Subject: Re: bin/10625: /usr/bin/cmp is unable to compare rather large files
To: Jaromír Doleček <dolecek@ibis.cz>
From: Greg A. Woods <woods@weird.com>
List: tech-userlevel
Date: 07/27/2000 17:23:27
[ On Thursday, July 27, 2000 at 20:43:35 (+0200), Jaromír Doleček wrote: ]
> Subject: Re: bin/10625: /usr/bin/cmp is unable to compare rather large files
>
> > SIZE_T_MAX / 2 is still too large, because it does not account for
> > the kernel address space and the memory that is used by cmp for
> > other purposes.
> 
> Actually, it's not needed to take other memory users into
> considerations.

Of course it is!!!!  It *must* be.  There's only one flat virtual
address space that's bounded by at most 2^32 bytes on a 32-bit
byte-addressed machine running *BSD.

> Since cmp(1) uses mmap(..MAP_SHARED|MAP_FILE) and
> madvise(2)s kernel to MADV_SEQUENTIAL, it's using just one real
> memory page for each compared file at any time (the the no longer
> needed memory pages are continuously freed). MADV_SEQUENTIAL is cool :)

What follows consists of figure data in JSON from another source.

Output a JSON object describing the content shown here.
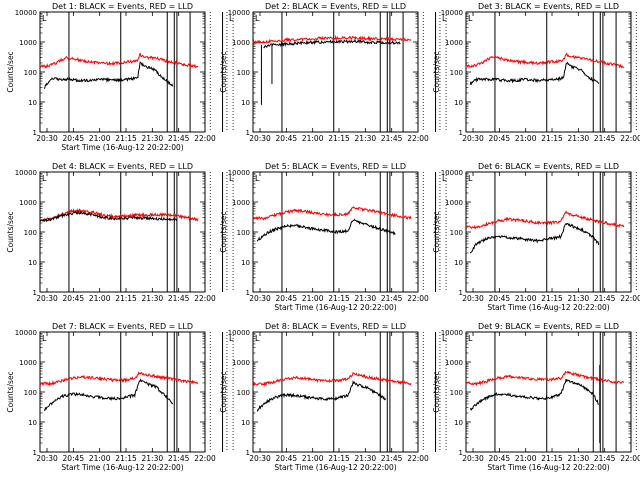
{
  "chart_data": {
    "type": "line",
    "layout": "3x3 grid",
    "ylabel": "Counts/sec",
    "xlabel": "Start Time (16-Aug-12 20:22:00)",
    "ylim": [
      1,
      10000
    ],
    "yscale": "log",
    "yticks": [
      "1",
      "10",
      "100",
      "1000",
      "10000"
    ],
    "xlim": [
      "20:26",
      "22:00"
    ],
    "xticks": [
      "20:30",
      "20:45",
      "21:00",
      "21:15",
      "21:30",
      "21:45",
      "22:00"
    ],
    "legend": {
      "black": "Events",
      "red": "LLD"
    },
    "colors": {
      "events": "#000000",
      "lld": "#ff0000"
    },
    "marker_text": "L",
    "solid_markers_min": [
      20.5,
      50.0,
      76.5,
      80.5,
      82.0,
      89.5,
      108.0
    ],
    "dotted_markers_min": [
      101.0,
      110.5,
      114.0
    ],
    "panels": [
      {
        "title": "Det  1: BLACK = Events, RED = LLD",
        "show_xlabel": true,
        "events": [
          [
            4,
            30
          ],
          [
            8,
            45
          ],
          [
            12,
            60
          ],
          [
            20,
            58
          ],
          [
            30,
            56
          ],
          [
            40,
            52
          ],
          [
            50,
            53
          ],
          [
            55,
            58
          ],
          [
            60,
            55
          ],
          [
            70,
            52
          ],
          [
            80,
            55
          ],
          [
            90,
            60
          ],
          [
            93,
            70
          ],
          [
            95,
            200
          ],
          [
            97,
            180
          ],
          [
            100,
            150
          ],
          [
            105,
            140
          ],
          [
            110,
            110
          ],
          [
            115,
            70
          ],
          [
            120,
            50
          ],
          [
            124,
            40
          ],
          [
            126,
            35
          ]
        ],
        "lld": [
          [
            0,
            160
          ],
          [
            5,
            150
          ],
          [
            10,
            170
          ],
          [
            15,
            200
          ],
          [
            20,
            250
          ],
          [
            25,
            300
          ],
          [
            30,
            290
          ],
          [
            40,
            240
          ],
          [
            50,
            210
          ],
          [
            60,
            200
          ],
          [
            70,
            190
          ],
          [
            75,
            200
          ],
          [
            80,
            210
          ],
          [
            85,
            220
          ],
          [
            90,
            230
          ],
          [
            93,
            260
          ],
          [
            95,
            400
          ],
          [
            97,
            330
          ],
          [
            100,
            310
          ],
          [
            110,
            290
          ],
          [
            120,
            230
          ],
          [
            130,
            200
          ],
          [
            140,
            170
          ],
          [
            150,
            150
          ]
        ]
      },
      {
        "title": "Det  2: BLACK = Events, RED = LLD",
        "show_xlabel": false,
        "events": [
          [
            10,
            700
          ],
          [
            15,
            780
          ],
          [
            30,
            850
          ],
          [
            50,
            950
          ],
          [
            70,
            1000
          ],
          [
            95,
            1050
          ],
          [
            110,
            980
          ],
          [
            125,
            940
          ],
          [
            135,
            920
          ],
          [
            140,
            900
          ]
        ],
        "lld": [
          [
            0,
            1000
          ],
          [
            10,
            1010
          ],
          [
            30,
            1150
          ],
          [
            50,
            1250
          ],
          [
            70,
            1350
          ],
          [
            90,
            1400
          ],
          [
            100,
            1350
          ],
          [
            120,
            1250
          ],
          [
            140,
            1200
          ],
          [
            150,
            1200
          ]
        ],
        "spikes": [
          [
            8,
            8
          ],
          [
            18,
            40
          ]
        ]
      },
      {
        "title": "Det  3: BLACK = Events, RED = LLD",
        "show_xlabel": false,
        "events": [
          [
            4,
            40
          ],
          [
            8,
            50
          ],
          [
            12,
            60
          ],
          [
            20,
            58
          ],
          [
            30,
            56
          ],
          [
            40,
            52
          ],
          [
            50,
            53
          ],
          [
            55,
            58
          ],
          [
            60,
            55
          ],
          [
            70,
            52
          ],
          [
            80,
            55
          ],
          [
            90,
            60
          ],
          [
            93,
            70
          ],
          [
            95,
            200
          ],
          [
            97,
            180
          ],
          [
            100,
            150
          ],
          [
            105,
            140
          ],
          [
            110,
            110
          ],
          [
            115,
            70
          ],
          [
            120,
            55
          ],
          [
            126,
            45
          ]
        ],
        "lld": [
          [
            0,
            160
          ],
          [
            5,
            150
          ],
          [
            10,
            170
          ],
          [
            15,
            200
          ],
          [
            20,
            260
          ],
          [
            25,
            310
          ],
          [
            30,
            300
          ],
          [
            40,
            250
          ],
          [
            50,
            220
          ],
          [
            60,
            205
          ],
          [
            70,
            195
          ],
          [
            75,
            205
          ],
          [
            80,
            220
          ],
          [
            85,
            225
          ],
          [
            90,
            235
          ],
          [
            93,
            260
          ],
          [
            95,
            400
          ],
          [
            97,
            340
          ],
          [
            100,
            320
          ],
          [
            110,
            300
          ],
          [
            120,
            240
          ],
          [
            130,
            210
          ],
          [
            140,
            180
          ],
          [
            150,
            150
          ]
        ]
      },
      {
        "title": "Det  4: BLACK = Events, RED = LLD",
        "show_xlabel": false,
        "events": [
          [
            0,
            230
          ],
          [
            10,
            260
          ],
          [
            20,
            340
          ],
          [
            30,
            420
          ],
          [
            40,
            440
          ],
          [
            50,
            380
          ],
          [
            60,
            300
          ],
          [
            70,
            280
          ],
          [
            80,
            290
          ],
          [
            90,
            300
          ],
          [
            100,
            290
          ],
          [
            110,
            280
          ],
          [
            120,
            270
          ],
          [
            130,
            260
          ]
        ],
        "lld": [
          [
            0,
            250
          ],
          [
            10,
            270
          ],
          [
            20,
            380
          ],
          [
            30,
            500
          ],
          [
            40,
            520
          ],
          [
            50,
            450
          ],
          [
            60,
            360
          ],
          [
            70,
            330
          ],
          [
            80,
            340
          ],
          [
            90,
            360
          ],
          [
            100,
            370
          ],
          [
            110,
            380
          ],
          [
            120,
            370
          ],
          [
            130,
            340
          ],
          [
            140,
            300
          ],
          [
            150,
            260
          ]
        ]
      },
      {
        "title": "Det  5: BLACK = Events, RED = LLD",
        "show_xlabel": true,
        "events": [
          [
            4,
            50
          ],
          [
            10,
            80
          ],
          [
            20,
            120
          ],
          [
            30,
            150
          ],
          [
            40,
            170
          ],
          [
            50,
            140
          ],
          [
            60,
            120
          ],
          [
            70,
            110
          ],
          [
            80,
            100
          ],
          [
            90,
            110
          ],
          [
            95,
            250
          ],
          [
            100,
            220
          ],
          [
            110,
            170
          ],
          [
            120,
            130
          ],
          [
            130,
            100
          ],
          [
            135,
            90
          ]
        ],
        "lld": [
          [
            0,
            300
          ],
          [
            10,
            290
          ],
          [
            20,
            350
          ],
          [
            30,
            450
          ],
          [
            40,
            520
          ],
          [
            50,
            480
          ],
          [
            60,
            420
          ],
          [
            70,
            380
          ],
          [
            80,
            380
          ],
          [
            90,
            400
          ],
          [
            95,
            650
          ],
          [
            100,
            600
          ],
          [
            110,
            530
          ],
          [
            120,
            460
          ],
          [
            130,
            380
          ],
          [
            140,
            330
          ],
          [
            150,
            290
          ]
        ]
      },
      {
        "title": "Det  6: BLACK = Events, RED = LLD",
        "show_xlabel": true,
        "events": [
          [
            4,
            20
          ],
          [
            10,
            40
          ],
          [
            20,
            60
          ],
          [
            30,
            70
          ],
          [
            40,
            65
          ],
          [
            50,
            60
          ],
          [
            60,
            55
          ],
          [
            70,
            50
          ],
          [
            80,
            60
          ],
          [
            90,
            70
          ],
          [
            95,
            200
          ],
          [
            100,
            160
          ],
          [
            110,
            120
          ],
          [
            120,
            70
          ],
          [
            126,
            40
          ]
        ],
        "lld": [
          [
            0,
            150
          ],
          [
            10,
            140
          ],
          [
            20,
            180
          ],
          [
            30,
            230
          ],
          [
            40,
            270
          ],
          [
            50,
            250
          ],
          [
            60,
            220
          ],
          [
            70,
            200
          ],
          [
            80,
            200
          ],
          [
            90,
            230
          ],
          [
            95,
            450
          ],
          [
            100,
            380
          ],
          [
            110,
            310
          ],
          [
            120,
            250
          ],
          [
            130,
            210
          ],
          [
            140,
            180
          ],
          [
            150,
            150
          ]
        ]
      },
      {
        "title": "Det  7: BLACK = Events, RED = LLD",
        "show_xlabel": true,
        "events": [
          [
            4,
            25
          ],
          [
            10,
            40
          ],
          [
            20,
            70
          ],
          [
            30,
            85
          ],
          [
            40,
            80
          ],
          [
            50,
            70
          ],
          [
            60,
            65
          ],
          [
            70,
            60
          ],
          [
            80,
            65
          ],
          [
            90,
            80
          ],
          [
            95,
            250
          ],
          [
            100,
            200
          ],
          [
            110,
            150
          ],
          [
            120,
            70
          ],
          [
            126,
            40
          ]
        ],
        "lld": [
          [
            0,
            200
          ],
          [
            10,
            190
          ],
          [
            20,
            230
          ],
          [
            30,
            290
          ],
          [
            40,
            320
          ],
          [
            50,
            300
          ],
          [
            60,
            270
          ],
          [
            70,
            250
          ],
          [
            80,
            250
          ],
          [
            90,
            280
          ],
          [
            95,
            450
          ],
          [
            100,
            390
          ],
          [
            110,
            330
          ],
          [
            120,
            290
          ],
          [
            130,
            250
          ],
          [
            140,
            220
          ],
          [
            150,
            200
          ]
        ]
      },
      {
        "title": "Det  8: BLACK = Events, RED = LLD",
        "show_xlabel": true,
        "events": [
          [
            4,
            25
          ],
          [
            10,
            40
          ],
          [
            20,
            65
          ],
          [
            30,
            80
          ],
          [
            40,
            75
          ],
          [
            50,
            68
          ],
          [
            60,
            62
          ],
          [
            70,
            58
          ],
          [
            80,
            62
          ],
          [
            90,
            75
          ],
          [
            95,
            200
          ],
          [
            100,
            170
          ],
          [
            110,
            130
          ],
          [
            120,
            80
          ],
          [
            126,
            55
          ]
        ],
        "lld": [
          [
            0,
            190
          ],
          [
            10,
            180
          ],
          [
            20,
            220
          ],
          [
            30,
            270
          ],
          [
            40,
            300
          ],
          [
            50,
            280
          ],
          [
            60,
            250
          ],
          [
            70,
            240
          ],
          [
            80,
            240
          ],
          [
            90,
            270
          ],
          [
            95,
            420
          ],
          [
            100,
            360
          ],
          [
            110,
            310
          ],
          [
            120,
            270
          ],
          [
            130,
            240
          ],
          [
            140,
            210
          ],
          [
            150,
            190
          ]
        ]
      },
      {
        "title": "Det  9: BLACK = Events, RED = LLD",
        "show_xlabel": true,
        "events": [
          [
            4,
            25
          ],
          [
            10,
            40
          ],
          [
            20,
            65
          ],
          [
            30,
            85
          ],
          [
            40,
            80
          ],
          [
            50,
            70
          ],
          [
            60,
            65
          ],
          [
            70,
            60
          ],
          [
            80,
            65
          ],
          [
            90,
            85
          ],
          [
            95,
            250
          ],
          [
            100,
            210
          ],
          [
            110,
            160
          ],
          [
            120,
            90
          ],
          [
            126,
            40
          ]
        ],
        "lld": [
          [
            0,
            200
          ],
          [
            10,
            190
          ],
          [
            20,
            230
          ],
          [
            30,
            290
          ],
          [
            40,
            330
          ],
          [
            50,
            310
          ],
          [
            60,
            280
          ],
          [
            70,
            260
          ],
          [
            80,
            260
          ],
          [
            90,
            290
          ],
          [
            95,
            480
          ],
          [
            100,
            410
          ],
          [
            110,
            340
          ],
          [
            120,
            290
          ],
          [
            130,
            250
          ],
          [
            140,
            220
          ],
          [
            150,
            200
          ]
        ],
        "spikes": [
          [
            127,
            2
          ]
        ]
      }
    ]
  }
}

That's not cool enough!  OFF_T_MAX is twice as large as SIZE_T_MAX on
any 32-bit machine running any 4.4BSD derrivative!

I.e. you can ``easily'' have a file bigger than can possibly ever be
walked over by a normal 32-bit pointer....

You also can't ever have two pointers in the same process that range
from 0 through SIZE_T_MAX and expect them to access two different memory
regions at the same time.  At the VERY best you can do 0 .. (SIZE_T_MAX/2).

Then there's the sparc issue Todd points out....

Making the assumption that you can mmap() an entire file at once for
this purpose is just plainly wrong, let alone two files!

I.e. mmap(), if ever used _AT_ALL_ should probably always be hidden in
the I/O library where the complexity of these issues can all be dealt
with once, and hopefully correctly.  In my short experience I've seen
mmap() used incorrectly like this almost as many times as Ousterhout
says average programmers mis-use threads!  :-)

> Files up to about 3.6GB should be ok even on 32bit machines (or
> two files which have together this size). If not, that would be a bug.

Maybe comparing two files up to (3.6GB/2) each would be possible, but
not two files up to 3.6GB each -- that's literally impossible.  2^(32-1)
is the maximum file size you could ever hope to map twice into the same
process.

According to the mmap(2) manual page the behaviour of trying to map a
file bigger than will fit in available remaining address space is
undefined....

-- 
							Greg A. Woods

+1 416 218-0098      VE3TCP      <gwoods@acm.org>      <robohack!woods>
Planix, Inc. <woods@planix.com>; Secrets of the Weird <woods@weird.com>